Un vero e proprio dramma sociale, quello dei reduci disadattati, traumatizzati e spesso mutilati (grazie ai giubbotti anti-proiettile in Iraq l’esercito Usa contiene le perdite rispetto ad altre guerre, ma registra un numero esorbitante di feriti), descritto negli innumerevoli film hollywoodiani dedicati alle altrettanto innumerevoli guerre sporche scatenate dall’Impero nell’ultimo secolo.

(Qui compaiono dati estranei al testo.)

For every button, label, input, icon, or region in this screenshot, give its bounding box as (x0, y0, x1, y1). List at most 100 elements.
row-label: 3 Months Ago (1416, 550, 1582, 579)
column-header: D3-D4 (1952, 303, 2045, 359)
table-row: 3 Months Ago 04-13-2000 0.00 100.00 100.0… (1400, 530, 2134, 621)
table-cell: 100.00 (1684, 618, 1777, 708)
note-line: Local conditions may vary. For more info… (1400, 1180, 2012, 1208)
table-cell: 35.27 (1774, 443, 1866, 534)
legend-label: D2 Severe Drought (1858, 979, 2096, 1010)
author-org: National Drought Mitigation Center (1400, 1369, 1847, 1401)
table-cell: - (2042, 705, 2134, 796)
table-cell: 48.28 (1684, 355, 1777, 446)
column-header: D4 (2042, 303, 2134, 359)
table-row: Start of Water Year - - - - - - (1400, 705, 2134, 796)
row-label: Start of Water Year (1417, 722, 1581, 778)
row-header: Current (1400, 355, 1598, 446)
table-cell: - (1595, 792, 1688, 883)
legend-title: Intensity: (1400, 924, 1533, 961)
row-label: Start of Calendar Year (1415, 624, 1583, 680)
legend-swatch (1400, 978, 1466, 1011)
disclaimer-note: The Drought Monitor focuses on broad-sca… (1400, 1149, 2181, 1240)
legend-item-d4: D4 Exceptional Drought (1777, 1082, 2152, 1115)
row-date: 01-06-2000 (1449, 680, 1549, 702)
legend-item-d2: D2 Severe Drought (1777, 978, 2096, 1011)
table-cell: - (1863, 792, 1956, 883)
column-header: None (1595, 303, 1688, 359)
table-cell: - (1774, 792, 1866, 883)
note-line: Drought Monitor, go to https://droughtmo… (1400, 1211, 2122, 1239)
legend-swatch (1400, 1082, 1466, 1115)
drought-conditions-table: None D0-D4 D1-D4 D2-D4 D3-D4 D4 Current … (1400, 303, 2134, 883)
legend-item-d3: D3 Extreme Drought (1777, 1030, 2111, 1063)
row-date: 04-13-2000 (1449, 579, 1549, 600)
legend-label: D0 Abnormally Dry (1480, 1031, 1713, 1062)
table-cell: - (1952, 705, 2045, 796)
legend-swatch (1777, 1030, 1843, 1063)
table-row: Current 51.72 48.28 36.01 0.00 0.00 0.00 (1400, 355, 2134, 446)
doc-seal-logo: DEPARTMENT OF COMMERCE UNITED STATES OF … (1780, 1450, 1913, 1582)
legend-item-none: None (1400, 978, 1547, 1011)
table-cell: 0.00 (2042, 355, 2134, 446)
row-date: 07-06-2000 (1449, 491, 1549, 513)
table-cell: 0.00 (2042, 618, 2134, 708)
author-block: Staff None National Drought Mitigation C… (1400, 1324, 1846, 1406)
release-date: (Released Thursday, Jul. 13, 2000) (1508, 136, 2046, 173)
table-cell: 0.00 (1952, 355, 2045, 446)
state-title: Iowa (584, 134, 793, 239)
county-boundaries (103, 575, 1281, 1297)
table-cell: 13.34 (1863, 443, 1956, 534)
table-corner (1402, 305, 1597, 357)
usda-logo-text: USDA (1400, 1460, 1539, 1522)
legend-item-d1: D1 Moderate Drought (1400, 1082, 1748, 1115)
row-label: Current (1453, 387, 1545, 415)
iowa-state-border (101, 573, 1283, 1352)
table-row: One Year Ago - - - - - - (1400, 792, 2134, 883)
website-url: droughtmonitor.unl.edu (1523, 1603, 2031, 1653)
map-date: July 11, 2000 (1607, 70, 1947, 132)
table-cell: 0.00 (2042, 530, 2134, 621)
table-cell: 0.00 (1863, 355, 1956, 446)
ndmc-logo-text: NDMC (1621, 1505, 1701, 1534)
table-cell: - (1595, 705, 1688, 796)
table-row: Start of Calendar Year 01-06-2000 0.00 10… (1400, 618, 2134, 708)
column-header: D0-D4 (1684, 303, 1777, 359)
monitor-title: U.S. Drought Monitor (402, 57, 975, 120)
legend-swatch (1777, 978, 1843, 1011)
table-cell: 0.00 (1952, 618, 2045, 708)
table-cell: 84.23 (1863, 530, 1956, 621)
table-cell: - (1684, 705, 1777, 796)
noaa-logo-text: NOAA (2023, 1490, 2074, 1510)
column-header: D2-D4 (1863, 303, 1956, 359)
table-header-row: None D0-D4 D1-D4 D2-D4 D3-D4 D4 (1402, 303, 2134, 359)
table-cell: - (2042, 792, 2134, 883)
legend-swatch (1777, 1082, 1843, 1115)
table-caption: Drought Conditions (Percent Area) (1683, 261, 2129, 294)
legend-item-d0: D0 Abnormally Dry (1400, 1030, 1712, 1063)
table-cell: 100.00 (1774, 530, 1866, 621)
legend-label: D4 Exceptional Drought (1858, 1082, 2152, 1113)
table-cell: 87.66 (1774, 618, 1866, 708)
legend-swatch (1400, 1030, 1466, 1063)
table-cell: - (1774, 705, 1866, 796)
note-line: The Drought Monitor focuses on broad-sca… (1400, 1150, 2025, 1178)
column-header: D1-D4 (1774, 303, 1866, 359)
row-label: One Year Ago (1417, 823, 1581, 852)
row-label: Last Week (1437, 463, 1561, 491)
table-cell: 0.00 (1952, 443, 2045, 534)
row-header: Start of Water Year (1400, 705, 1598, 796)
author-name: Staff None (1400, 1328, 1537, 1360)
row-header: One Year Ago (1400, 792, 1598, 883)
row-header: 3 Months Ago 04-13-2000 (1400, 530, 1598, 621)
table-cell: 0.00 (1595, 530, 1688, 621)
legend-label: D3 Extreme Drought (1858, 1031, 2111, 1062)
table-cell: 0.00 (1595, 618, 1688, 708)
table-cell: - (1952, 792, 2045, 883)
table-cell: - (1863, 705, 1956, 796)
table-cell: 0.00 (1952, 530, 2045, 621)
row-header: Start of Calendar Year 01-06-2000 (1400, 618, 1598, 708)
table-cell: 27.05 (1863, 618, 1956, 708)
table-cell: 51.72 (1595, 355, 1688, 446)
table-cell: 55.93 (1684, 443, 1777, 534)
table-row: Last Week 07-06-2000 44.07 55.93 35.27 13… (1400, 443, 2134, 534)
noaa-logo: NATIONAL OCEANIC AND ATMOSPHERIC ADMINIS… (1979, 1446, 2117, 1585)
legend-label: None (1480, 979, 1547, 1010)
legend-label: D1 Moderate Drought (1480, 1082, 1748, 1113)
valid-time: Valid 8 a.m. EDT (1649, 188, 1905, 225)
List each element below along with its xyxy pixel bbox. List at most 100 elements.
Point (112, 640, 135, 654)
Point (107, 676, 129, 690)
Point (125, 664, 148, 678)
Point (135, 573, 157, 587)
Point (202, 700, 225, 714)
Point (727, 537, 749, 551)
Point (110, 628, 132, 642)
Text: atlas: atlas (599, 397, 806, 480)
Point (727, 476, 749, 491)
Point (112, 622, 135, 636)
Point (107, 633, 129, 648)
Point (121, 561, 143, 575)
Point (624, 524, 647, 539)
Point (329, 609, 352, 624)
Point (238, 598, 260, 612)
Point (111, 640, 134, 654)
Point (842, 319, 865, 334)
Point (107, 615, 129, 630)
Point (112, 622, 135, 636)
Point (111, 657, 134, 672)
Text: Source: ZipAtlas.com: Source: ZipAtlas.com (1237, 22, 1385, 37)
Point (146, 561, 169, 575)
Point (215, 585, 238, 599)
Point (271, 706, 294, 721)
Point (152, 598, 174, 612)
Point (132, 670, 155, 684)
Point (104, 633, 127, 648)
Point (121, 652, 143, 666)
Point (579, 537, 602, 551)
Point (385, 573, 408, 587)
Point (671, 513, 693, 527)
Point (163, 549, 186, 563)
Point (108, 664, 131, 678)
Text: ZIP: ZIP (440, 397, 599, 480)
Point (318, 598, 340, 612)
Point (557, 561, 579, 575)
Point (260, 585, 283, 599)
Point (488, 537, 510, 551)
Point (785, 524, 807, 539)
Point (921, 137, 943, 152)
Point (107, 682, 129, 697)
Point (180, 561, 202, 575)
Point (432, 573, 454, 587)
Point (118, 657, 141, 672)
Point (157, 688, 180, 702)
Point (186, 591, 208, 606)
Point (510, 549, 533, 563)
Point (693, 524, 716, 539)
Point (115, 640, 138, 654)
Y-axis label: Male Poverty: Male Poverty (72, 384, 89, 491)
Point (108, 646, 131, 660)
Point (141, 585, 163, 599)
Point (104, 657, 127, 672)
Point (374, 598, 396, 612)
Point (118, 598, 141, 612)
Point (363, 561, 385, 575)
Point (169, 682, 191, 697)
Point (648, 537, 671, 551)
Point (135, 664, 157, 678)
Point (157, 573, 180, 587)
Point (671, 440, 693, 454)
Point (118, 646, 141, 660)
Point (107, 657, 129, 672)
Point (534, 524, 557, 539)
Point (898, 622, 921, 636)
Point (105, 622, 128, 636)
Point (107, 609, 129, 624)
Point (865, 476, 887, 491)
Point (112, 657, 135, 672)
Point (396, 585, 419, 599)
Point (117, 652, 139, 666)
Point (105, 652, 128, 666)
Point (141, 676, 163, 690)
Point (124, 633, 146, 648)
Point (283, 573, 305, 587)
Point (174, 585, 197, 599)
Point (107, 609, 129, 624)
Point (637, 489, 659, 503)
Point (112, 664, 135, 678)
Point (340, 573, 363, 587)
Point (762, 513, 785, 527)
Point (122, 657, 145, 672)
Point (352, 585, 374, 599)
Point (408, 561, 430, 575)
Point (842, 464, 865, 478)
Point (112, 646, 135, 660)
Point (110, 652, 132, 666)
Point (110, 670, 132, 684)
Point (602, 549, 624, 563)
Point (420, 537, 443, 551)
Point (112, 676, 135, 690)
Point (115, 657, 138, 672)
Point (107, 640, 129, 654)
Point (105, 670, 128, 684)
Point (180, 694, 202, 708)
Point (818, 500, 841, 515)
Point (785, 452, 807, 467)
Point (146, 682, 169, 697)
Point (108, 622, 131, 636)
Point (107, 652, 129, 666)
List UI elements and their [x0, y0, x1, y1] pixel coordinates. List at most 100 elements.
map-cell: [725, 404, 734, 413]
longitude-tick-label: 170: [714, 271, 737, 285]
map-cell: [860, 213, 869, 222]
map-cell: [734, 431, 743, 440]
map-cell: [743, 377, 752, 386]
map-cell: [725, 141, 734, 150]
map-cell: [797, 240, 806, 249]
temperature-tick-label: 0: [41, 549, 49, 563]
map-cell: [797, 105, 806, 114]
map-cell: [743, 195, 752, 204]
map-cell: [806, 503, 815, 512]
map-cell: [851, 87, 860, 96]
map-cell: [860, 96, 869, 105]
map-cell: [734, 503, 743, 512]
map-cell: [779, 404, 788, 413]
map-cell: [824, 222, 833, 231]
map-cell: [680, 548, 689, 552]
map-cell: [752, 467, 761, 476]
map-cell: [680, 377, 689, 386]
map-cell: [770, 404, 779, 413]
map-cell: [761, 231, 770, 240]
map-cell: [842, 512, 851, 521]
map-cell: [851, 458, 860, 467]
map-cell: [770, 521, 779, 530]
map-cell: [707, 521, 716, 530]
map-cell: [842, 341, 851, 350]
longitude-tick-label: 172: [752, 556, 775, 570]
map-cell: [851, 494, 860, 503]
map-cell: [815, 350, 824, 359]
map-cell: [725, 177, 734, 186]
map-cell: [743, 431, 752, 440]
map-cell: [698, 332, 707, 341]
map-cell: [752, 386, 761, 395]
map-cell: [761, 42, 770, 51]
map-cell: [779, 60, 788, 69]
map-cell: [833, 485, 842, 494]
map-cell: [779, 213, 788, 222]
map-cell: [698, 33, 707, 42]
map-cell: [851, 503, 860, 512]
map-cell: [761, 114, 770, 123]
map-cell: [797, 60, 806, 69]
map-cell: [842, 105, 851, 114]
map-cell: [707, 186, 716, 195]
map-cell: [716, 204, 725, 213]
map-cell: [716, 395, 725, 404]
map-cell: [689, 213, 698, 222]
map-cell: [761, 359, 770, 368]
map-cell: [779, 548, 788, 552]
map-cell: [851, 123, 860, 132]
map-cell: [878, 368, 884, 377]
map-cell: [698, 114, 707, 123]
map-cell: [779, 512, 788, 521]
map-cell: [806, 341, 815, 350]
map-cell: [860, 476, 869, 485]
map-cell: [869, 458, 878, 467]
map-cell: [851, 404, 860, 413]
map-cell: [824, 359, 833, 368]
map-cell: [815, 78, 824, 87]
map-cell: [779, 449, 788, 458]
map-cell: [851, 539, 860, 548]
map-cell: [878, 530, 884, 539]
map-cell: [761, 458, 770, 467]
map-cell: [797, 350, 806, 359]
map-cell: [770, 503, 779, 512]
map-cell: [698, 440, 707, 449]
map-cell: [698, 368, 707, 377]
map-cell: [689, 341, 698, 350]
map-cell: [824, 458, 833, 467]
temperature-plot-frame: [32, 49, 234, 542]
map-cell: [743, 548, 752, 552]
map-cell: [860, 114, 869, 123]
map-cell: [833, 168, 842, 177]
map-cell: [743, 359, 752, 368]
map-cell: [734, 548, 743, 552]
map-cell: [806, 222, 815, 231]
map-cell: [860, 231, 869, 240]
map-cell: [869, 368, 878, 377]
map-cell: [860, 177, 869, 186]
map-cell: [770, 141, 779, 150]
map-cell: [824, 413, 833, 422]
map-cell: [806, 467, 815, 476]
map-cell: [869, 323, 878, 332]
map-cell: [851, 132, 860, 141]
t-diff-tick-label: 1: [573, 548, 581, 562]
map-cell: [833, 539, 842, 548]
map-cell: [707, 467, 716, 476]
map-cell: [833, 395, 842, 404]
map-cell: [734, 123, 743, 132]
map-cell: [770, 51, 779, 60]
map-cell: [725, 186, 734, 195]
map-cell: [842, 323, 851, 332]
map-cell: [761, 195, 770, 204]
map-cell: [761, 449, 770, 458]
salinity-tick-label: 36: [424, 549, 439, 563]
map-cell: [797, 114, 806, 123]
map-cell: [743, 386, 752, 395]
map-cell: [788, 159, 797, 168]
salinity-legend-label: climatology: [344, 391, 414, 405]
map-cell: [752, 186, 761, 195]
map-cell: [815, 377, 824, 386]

Ma non è tanto la descrizione dei traumi psicologici – o del dolore e della rabbia dei familiari – né le analisi – puntuali, accurate, taglienti – di Stan Goff, soldato in pensione fra i coordinatori nazionali della campagna Bring Them Home Now!, né i primi tentativi di dare vita a una sorta di internazionalismo dell’obiezione di coscienza alla guerra, come la toccante lettera inviata da un obiettore di coscienza israeliano – un refusenik – a un marine statunitense che si è rifiutato di combattere in Iraq. A rendere il dissenso militare così minaccioso per l’establishment, è l’immagine di un esercito impreparato e fatiscente che emerge dalle parole dei soldati al fronte. Più che una trionfale macchina da conquista, il nuovo modello di difesa partorito dalla mente di Donald Rumsfeld sembra un discount della guerra, e le testimonianze di prima mano sono un vero e proprio atto d’accusa contro la politica del subappalto giocata sulla pelle degli adolescenti in divisa. «Vorrei sapere perché i nostri militari sono costretti a comprare con i propri soldi le protezioni per le ginocchia, i gomiti, le spalle e via dicendo» scrive il padre di un soldato l’11 gennaio 2004 «Perché le scorte sono finite? Stanno perfino comprando alcuni pezzi dell’attrezzatura per l’artiglieria». Rancio scadente, carne marcia, armi difettose: è questo l’esercito che dovrebbe conquistare il mondo? Assomiglia piuttosto alla punta dell’iceberg di una colossale e sanguinosa truffa pensata per fare arricchire poche aziende amiche – Halliburton, Betchel, Kellogg, tanto per citare le più note – a spese di un’intera generazione di giovani iracheni e di una fetta consistente di quelli americani.